Neil Gaiman discusses securing women writers for Doctor WhoBookmark and Share

Thursday, 23 October 2014 - Reported by Nathan Brown
Doctor Who writer Neil Gaiman has indicated that recruiting women writers is “a priority” for people working on the show.

The Who script editors and producers he has worked with on a direct basis - most of them women - have been giving much attention to bringing onboard female writers, he said.

Posting on Tumblr in response to a question from site user lenyberry, Gaiman also added:
They’ve reached out to a lot of women writers — I know that Steven Moffat has personally been in touch with a lot of female writers and been defeated over and over by scheduling problems, and people saying no […]. It’s a priority for them too.
As well as suggesting that Moffat has found these set-backs frustrating, Gaiman said that Who certainly needs "some women writing for it."

Both lenyberry’s query and Gaiman’s answer make reference to another question the writer tackled on Tumblr this month.

When guyplayfair asked which Who writer Gaiman would hug, the author quipped that he wanted to hug every woman that has written for the series this side of 2008 - a number that, as he noted, is zero (at least as far as TV episodes are concerned).

“That can’t be right... (goes off, puzzled),” he added.

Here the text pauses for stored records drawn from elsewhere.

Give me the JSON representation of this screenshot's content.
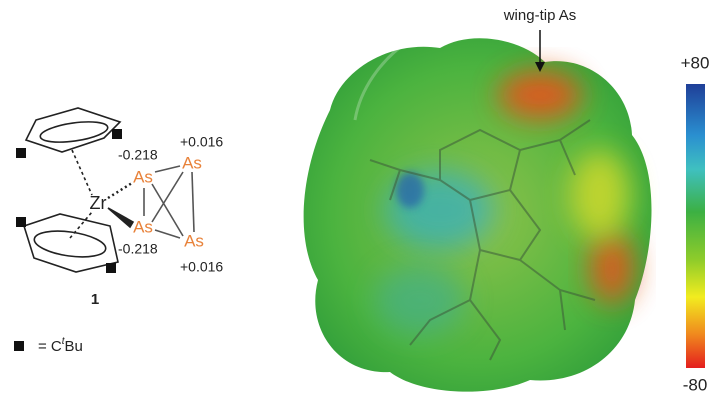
{
  "structure": {
    "metal": "Zr",
    "atoms": [
      "As",
      "As",
      "As",
      "As"
    ],
    "charges": [
      "-0.218",
      "+0.016",
      "-0.218",
      "+0.016"
    ],
    "compound_label": "1",
    "legend": {
      "prefix": "= C",
      "superscript": "t",
      "suffix": "Bu"
    }
  },
  "esp_map": {
    "annotation": "wing-tip As",
    "colorbar": {
      "max_label": "+80",
      "min_label": "-80"
    }
  }
}
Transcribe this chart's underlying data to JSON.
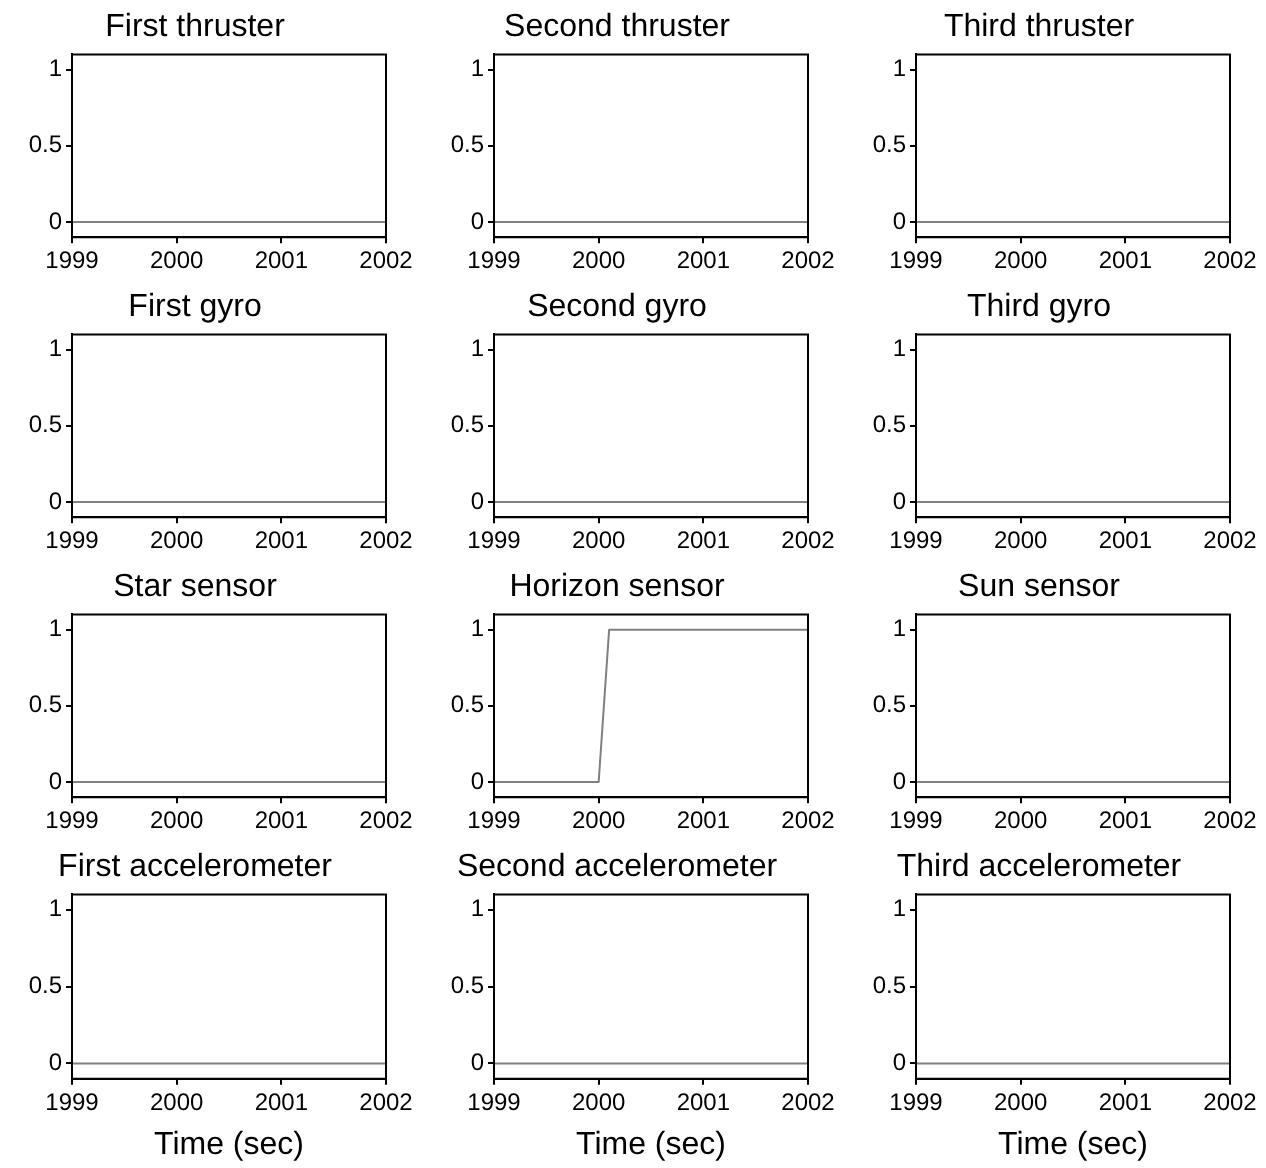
{
  "chart_data": [
    {
      "type": "line",
      "title": "First thruster",
      "x": [
        1999,
        2002
      ],
      "values": [
        0,
        0
      ],
      "color": "#808080",
      "xlim": [
        1999,
        2002
      ],
      "ylim": [
        -0.1,
        1.1
      ],
      "xticks": [
        1999,
        2000,
        2001,
        2002
      ],
      "yticks": [
        0,
        0.5,
        1
      ]
    },
    {
      "type": "line",
      "title": "Second thruster",
      "x": [
        1999,
        2002
      ],
      "values": [
        0,
        0
      ],
      "color": "#808080",
      "xlim": [
        1999,
        2002
      ],
      "ylim": [
        -0.1,
        1.1
      ],
      "xticks": [
        1999,
        2000,
        2001,
        2002
      ],
      "yticks": [
        0,
        0.5,
        1
      ]
    },
    {
      "type": "line",
      "title": "Third thruster",
      "x": [
        1999,
        2002
      ],
      "values": [
        0,
        0
      ],
      "color": "#808080",
      "xlim": [
        1999,
        2002
      ],
      "ylim": [
        -0.1,
        1.1
      ],
      "xticks": [
        1999,
        2000,
        2001,
        2002
      ],
      "yticks": [
        0,
        0.5,
        1
      ]
    },
    {
      "type": "line",
      "title": "First gyro",
      "x": [
        1999,
        2002
      ],
      "values": [
        0,
        0
      ],
      "color": "#808080",
      "xlim": [
        1999,
        2002
      ],
      "ylim": [
        -0.1,
        1.1
      ],
      "xticks": [
        1999,
        2000,
        2001,
        2002
      ],
      "yticks": [
        0,
        0.5,
        1
      ]
    },
    {
      "type": "line",
      "title": "Second gyro",
      "x": [
        1999,
        2002
      ],
      "values": [
        0,
        0
      ],
      "color": "#808080",
      "xlim": [
        1999,
        2002
      ],
      "ylim": [
        -0.1,
        1.1
      ],
      "xticks": [
        1999,
        2000,
        2001,
        2002
      ],
      "yticks": [
        0,
        0.5,
        1
      ]
    },
    {
      "type": "line",
      "title": "Third gyro",
      "x": [
        1999,
        2002
      ],
      "values": [
        0,
        0
      ],
      "color": "#808080",
      "xlim": [
        1999,
        2002
      ],
      "ylim": [
        -0.1,
        1.1
      ],
      "xticks": [
        1999,
        2000,
        2001,
        2002
      ],
      "yticks": [
        0,
        0.5,
        1
      ]
    },
    {
      "type": "line",
      "title": "Star sensor",
      "x": [
        1999,
        2002
      ],
      "values": [
        0,
        0
      ],
      "color": "#808080",
      "xlim": [
        1999,
        2002
      ],
      "ylim": [
        -0.1,
        1.1
      ],
      "xticks": [
        1999,
        2000,
        2001,
        2002
      ],
      "yticks": [
        0,
        0.5,
        1
      ]
    },
    {
      "type": "line",
      "title": "Horizon sensor",
      "x": [
        1999,
        2000,
        2000.1,
        2002
      ],
      "values": [
        0,
        0,
        1,
        1
      ],
      "color": "#808080",
      "xlim": [
        1999,
        2002
      ],
      "ylim": [
        -0.1,
        1.1
      ],
      "xticks": [
        1999,
        2000,
        2001,
        2002
      ],
      "yticks": [
        0,
        0.5,
        1
      ]
    },
    {
      "type": "line",
      "title": "Sun sensor",
      "x": [
        1999,
        2002
      ],
      "values": [
        0,
        0
      ],
      "color": "#808080",
      "xlim": [
        1999,
        2002
      ],
      "ylim": [
        -0.1,
        1.1
      ],
      "xticks": [
        1999,
        2000,
        2001,
        2002
      ],
      "yticks": [
        0,
        0.5,
        1
      ]
    },
    {
      "type": "line",
      "title": "First accelerometer",
      "xlabel": "Time (sec)",
      "x": [
        1999,
        2002
      ],
      "values": [
        0,
        0
      ],
      "color": "#808080",
      "xlim": [
        1999,
        2002
      ],
      "ylim": [
        -0.1,
        1.1
      ],
      "xticks": [
        1999,
        2000,
        2001,
        2002
      ],
      "yticks": [
        0,
        0.5,
        1
      ]
    },
    {
      "type": "line",
      "title": "Second accelerometer",
      "xlabel": "Time (sec)",
      "x": [
        1999,
        2002
      ],
      "values": [
        0,
        0
      ],
      "color": "#808080",
      "xlim": [
        1999,
        2002
      ],
      "ylim": [
        -0.1,
        1.1
      ],
      "xticks": [
        1999,
        2000,
        2001,
        2002
      ],
      "yticks": [
        0,
        0.5,
        1
      ]
    },
    {
      "type": "line",
      "title": "Third accelerometer",
      "xlabel": "Time (sec)",
      "x": [
        1999,
        2002
      ],
      "values": [
        0,
        0
      ],
      "color": "#808080",
      "xlim": [
        1999,
        2002
      ],
      "ylim": [
        -0.1,
        1.1
      ],
      "xticks": [
        1999,
        2000,
        2001,
        2002
      ],
      "yticks": [
        0,
        0.5,
        1
      ]
    }
  ]
}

The response, Gaiman said in his more recent post, “was mostly wistful” and wasn’t meant to be the attack on the programme’s makers he has seen it read as.

To contextualise his comments it’s worth noting that since 2005 only four TV Who episodes out of more than 100 have been written by a woman.

Helen Raynor penned 2007 adventure Daleks in Manhattan/ Evolution of the Daleks and followed this up in 2008 with The Sontaran Stratagem/ The Poison Sky.

Between Rose (2005) and last week’s Flatline, 23 different writers have had television episodes credited to them, meaning only around four per cent of these have not been men.

Gaiman, a well known writer across several mediums from graphic novels to long-form fiction, has authored TV Who twice, with The Doctor’s Wife (2011) and Nightmare in Silver (2013). Last year, he also released Eleventh Doctor short story Eleven O’Clock.

His most recent novel, The Ocean at the End of the Lane, was named Book of the Year at the 2013 National Book Awards in Britain.